La note relative à mes travaux dans les mathématiques et la physique que je t'avais promise avant ton départ de Paris ayant été égarée par celui qui en avait fait l'espèce d'extrait beaucoup trop abrégé que tu as vu dans la quotidienne, il m'a fallu la refaire, ce qui a exigé que je trouvasse un moment de liberté pour l'écrire. Je la joins ici, et d'après ton observation j'y ai mis une notice de tout ce que j'ai publié, dans les divers ouvrages périodiques sur les sciences, relativement à cette nouvelle branche de physique que j'ai faite. Cette notice est d'autant plus convenable que depuis que l'édition de mon recueil est épuisée, ce n'est plus que dans les articles qu'elle désigne que l'on peut retrouver ce que j'ai écrit sur ce sujet et toute la suite de mes idées. Tu me rendras un bien grand service et dont je te serai infiniment reconnaissant, en faisant insérer ce que je t'envoie dans le journal dont tu m'as parlé, afin que du moins on ait à Lyon quelque idée de ce que fait un compatriote dans la carrière des sciences.
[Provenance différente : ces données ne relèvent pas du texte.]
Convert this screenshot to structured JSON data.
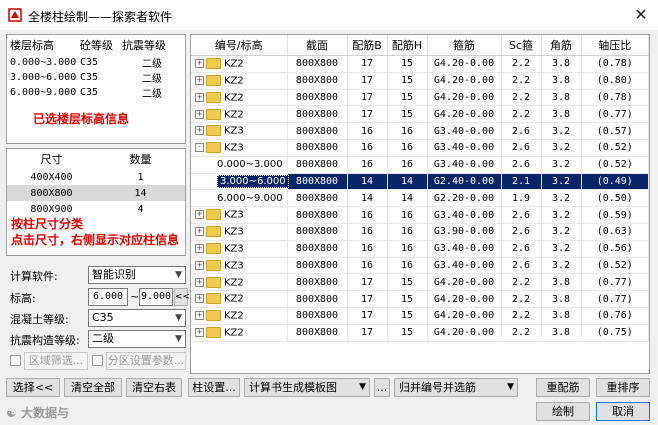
{
  "window": {
    "title": "全楼柱绘制——探索者软件",
    "close_symbol": "✕"
  },
  "levels": {
    "headers": [
      "楼层标高",
      "砼等级",
      "抗震等级"
    ],
    "rows": [
      [
        "0.000~3.000",
        "C35",
        "二级"
      ],
      [
        "3.000~6.000",
        "C35",
        "二级"
      ],
      [
        "6.000~9.000",
        "C35",
        "二级"
      ]
    ],
    "note": "已选楼层标高信息"
  },
  "sizes": {
    "headers": [
      "尺寸",
      "数量"
    ],
    "rows": [
      [
        "400X400",
        "1"
      ],
      [
        "800X800",
        "14"
      ],
      [
        "800X900",
        "4"
      ]
    ],
    "selected_index": 1,
    "note1": "按柱尺寸分类",
    "note2": "点击尺寸，右侧显示对应柱信息"
  },
  "form": {
    "calc_label": "计算软件:",
    "calc_value": "智能识别",
    "elev_label": "标高:",
    "elev_from": "6.000",
    "elev_tilde": "~",
    "elev_to": "9.000",
    "elev_btn": "<<",
    "concrete_label": "混凝土等级:",
    "concrete_value": "C35",
    "seismic_label": "抗震构造等级:",
    "seismic_value": "二级",
    "region_btn": "区域筛选...",
    "zone_btn": "分区设置参数..."
  },
  "grid": {
    "headers": [
      "编号/标高",
      "截面",
      "配筋B",
      "配筋H",
      "箍筋",
      "Sc箍",
      "角筋",
      "轴压比"
    ],
    "rows": [
      {
        "type": "group",
        "exp": "+",
        "name": "KZ2",
        "sec": "800X800",
        "b": "17",
        "h": "15",
        "st": "G4.20-0.00",
        "sc": "2.2",
        "cn": "3.8",
        "ax": "(0.78)"
      },
      {
        "type": "group",
        "exp": "+",
        "name": "KZ2",
        "sec": "800X800",
        "b": "17",
        "h": "15",
        "st": "G4.20-0.00",
        "sc": "2.2",
        "cn": "3.8",
        "ax": "(0.80)"
      },
      {
        "type": "group",
        "exp": "+",
        "name": "KZ2",
        "sec": "800X800",
        "b": "17",
        "h": "15",
        "st": "G4.20-0.00",
        "sc": "2.2",
        "cn": "3.8",
        "ax": "(0.78)"
      },
      {
        "type": "group",
        "exp": "+",
        "name": "KZ2",
        "sec": "800X800",
        "b": "17",
        "h": "15",
        "st": "G4.20-0.00",
        "sc": "2.2",
        "cn": "3.8",
        "ax": "(0.77)"
      },
      {
        "type": "group",
        "exp": "+",
        "name": "KZ3",
        "sec": "800X800",
        "b": "16",
        "h": "16",
        "st": "G3.40-0.00",
        "sc": "2.6",
        "cn": "3.2",
        "ax": "(0.57)"
      },
      {
        "type": "group",
        "exp": "-",
        "name": "KZ3",
        "sec": "800X800",
        "b": "16",
        "h": "16",
        "st": "G3.40-0.00",
        "sc": "2.6",
        "cn": "3.2",
        "ax": "(0.52)"
      },
      {
        "type": "level",
        "name": "0.000~3.000",
        "sec": "800X800",
        "b": "16",
        "h": "16",
        "st": "G3.40-0.00",
        "sc": "2.6",
        "cn": "3.2",
        "ax": "(0.52)"
      },
      {
        "type": "level",
        "sel": true,
        "name": "3.000~6.000",
        "sec": "800X800",
        "b": "14",
        "h": "14",
        "st": "G2.40-0.00",
        "sc": "2.1",
        "cn": "3.2",
        "ax": "(0.49)"
      },
      {
        "type": "level",
        "name": "6.000~9.000",
        "sec": "800X800",
        "b": "14",
        "h": "14",
        "st": "G2.20-0.00",
        "sc": "1.9",
        "cn": "3.2",
        "ax": "(0.50)"
      },
      {
        "type": "group",
        "exp": "+",
        "name": "KZ3",
        "sec": "800X800",
        "b": "16",
        "h": "16",
        "st": "G3.40-0.00",
        "sc": "2.6",
        "cn": "3.2",
        "ax": "(0.59)"
      },
      {
        "type": "group",
        "exp": "+",
        "name": "KZ3",
        "sec": "800X800",
        "b": "16",
        "h": "16",
        "st": "G3.90-0.00",
        "sc": "2.6",
        "cn": "3.2",
        "ax": "(0.63)"
      },
      {
        "type": "group",
        "exp": "+",
        "name": "KZ3",
        "sec": "800X800",
        "b": "16",
        "h": "16",
        "st": "G3.40-0.00",
        "sc": "2.6",
        "cn": "3.2",
        "ax": "(0.56)"
      },
      {
        "type": "group",
        "exp": "+",
        "name": "KZ3",
        "sec": "800X800",
        "b": "16",
        "h": "16",
        "st": "G3.40-0.00",
        "sc": "2.6",
        "cn": "3.2",
        "ax": "(0.52)"
      },
      {
        "type": "group",
        "exp": "+",
        "name": "KZ2",
        "sec": "800X800",
        "b": "17",
        "h": "15",
        "st": "G4.20-0.00",
        "sc": "2.2",
        "cn": "3.8",
        "ax": "(0.77)"
      },
      {
        "type": "group",
        "exp": "+",
        "name": "KZ2",
        "sec": "800X800",
        "b": "17",
        "h": "15",
        "st": "G4.20-0.00",
        "sc": "2.2",
        "cn": "3.8",
        "ax": "(0.77)"
      },
      {
        "type": "group",
        "exp": "+",
        "name": "KZ2",
        "sec": "800X800",
        "b": "17",
        "h": "15",
        "st": "G4.20-0.00",
        "sc": "2.2",
        "cn": "3.8",
        "ax": "(0.76)"
      },
      {
        "type": "group",
        "exp": "+",
        "name": "KZ2",
        "sec": "800X800",
        "b": "17",
        "h": "15",
        "st": "G4.20-0.00",
        "sc": "2.2",
        "cn": "3.8",
        "ax": "(0.75)"
      }
    ]
  },
  "buttons": {
    "select": "选择<<",
    "clear_all": "清空全部",
    "clear_right": "清空右表",
    "col_settings": "柱设置...",
    "template_combo": "计算书生成模板图",
    "ellipsis": "...",
    "merge_combo": "归并编号并选筋",
    "rebar": "重配筋",
    "resort": "重排序",
    "draw": "绘制",
    "cancel": "取消"
  },
  "watermark": "大数据与"
}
Tu rendrais ce service encore plus complet si tu engageais l'imprimeur de ce journal à en tirer à part une vingtaine d'exemplaires à part à mon compte que tu m'enverrais avec la note de ce que coûteraient le papier et le tirage que je te rembourserai de suite. Il me serait infiniment agréable de pouvoir donner cet article à quelques amis. Je prie de présenter à toute ta famille l'expression de la plus tendre amitié, je vous embrasse tous du fond de mon âme, et souhaite que vous soyez tous aussi heureux que vous devez l'être si le bonheur est pour ceux qui le méritent.

Madame Carine pensera-t-elle quelquefois à l'oncle à qui elle a inspiré une si véritable et si vive amitié ; je lui dois aussi de la reconnaissance puisque c'est elle qui fait le bonheur d'un neveu qui m'est si cher, et d'une famille qui n'a cessé de me montrer la plus tendre amitié depuis qu'elle est devenue mienne. Je n'ai point reçu depuis ton voyage à Paris de nouvelles de Jean-Jacques, je ne sais si l'Italie ne lui fait point un peu oublier son papa.

Adieu, cher et mille fois cher ami. Je t'embrasse de tout mon cœur et te prie d'embrasser pour moi toute ta famille, sans oublier les Empaire, ainsi que Francisque et sa femme. Tout à toi. Ton oncle  ; A. Ampère

A Monsieur Stéphane Périsse, Grande rue Mercière à Lyon, département du Rhône.